Tandis que les gouvernemens délibéraient, la situation à Scutari s’aggravait. Dans la ville, bombardée chaque jour par des avions autrichiens, l’existence était devenue de plus en plus difficile ; les réfugiés, qui parvenaient à grand’peine à se nourrir, s’inquiétaient de l’attitude des Albanais, de l’avance des Autrichiens et des Bulgares ; ils assiégeaient en foule les ministères serbes, les légations et les consulats, réclamant un moyen pour quitter Scutari et, malgré les détails navrans qui parvenaient de Saint-Jean de Médua sur les souffrances de ceux qui campaient sur le rivage en attendant vainement un bateau, chaque jour augmentait le nombre de ces malheureux. Il régnait une véritable fièvre de départ, dont les étrangers étaient atteints aussi bien que les Serbes ; les dispositions que l’on voyait prendre en prévision de l’évacuation de l’armée et du transfert à l’étranger du Gouvernement contribuaient encore à augmenter l’énervement général. Plus heureux que les Serbes, les étrangers partirent les premiers.

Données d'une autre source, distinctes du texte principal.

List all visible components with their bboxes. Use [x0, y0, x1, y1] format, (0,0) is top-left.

Le 25 décembre, avec tous les Français de Serbie réfugiés a Scutari, le personnel de nos diverses missions militaires pouvait prendre place à bord d’un petit transport, la Ville-de-Bari, qui avait apporté des vivres à Saint-Jean de Médua ; les missions sanitaires anglaise et russe avaient réussi à s’embarquer quelques jours auparavant.

Il ne restait plus avec le gouvernement serbe que les quatre ministres alliés et ceux de leurs collaborateurs qui, depuis le 20 octobre, partageaient avec une inlassable bonne humeur et le plus exemplaire dévouement les vicissitudes de leur vie errante. Ils pouvaient se demander quel allait être leur sort.